Generation Z is not only investing earlier than previous generations but is also redefining what investing looks like in a digital world. Nearly 30% of Generation Z individuals begin investing in early adulthood, often before they fully enter the workforce.
This trend stands in stark contrast to millennials and Generation X, with only 15% and 9% respectively starting their investment journeys at the same age.

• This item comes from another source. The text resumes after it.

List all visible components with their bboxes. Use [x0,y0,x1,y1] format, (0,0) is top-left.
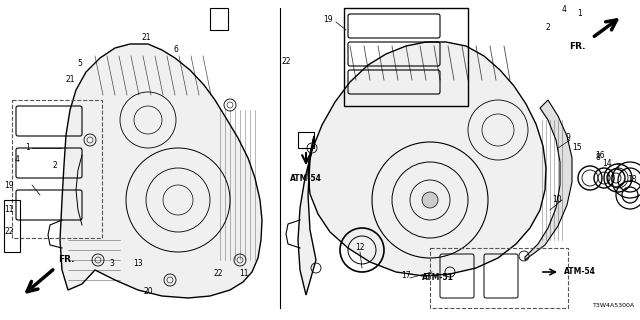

The shift can be attributed to the economic uncertainty and rising living costs that many young people face today, prompting them to take charge of their financial futures sooner.
Key statistics:
- 30% of Generation Z individuals begin investing in early adulthood.
- 75% of Generation Z investors holding ETFs in retirement accounts.
- Only 4% of day traders earn enough to make a living, according to Minwoo Lim.
- 41% of Generation Z would trust AI to manage their portfolio.
Ambrico Ranginui, who grew up in a single-mum household, reflects this drive: “Growing up in a single-mum household, it made me quite a determined person to get ahead.” Many peers share similar motivations, seeking financial independence through smart investments.
Shivana Anand asserts, “My money should be working for me.” This sentiment resonates widely among her generation, who are increasingly turning to digital investment tools like Sharesies and Robinhood. They prefer diversified portfolios and are more cost-conscious than previous generations.
As they navigate this new landscape, the future of investing for Generation Z remains uncertain. However, their proactive approach suggests they will continue to shape financial markets significantly. With their unique perspectives and experiences, they are poised to redefine what it means to invest.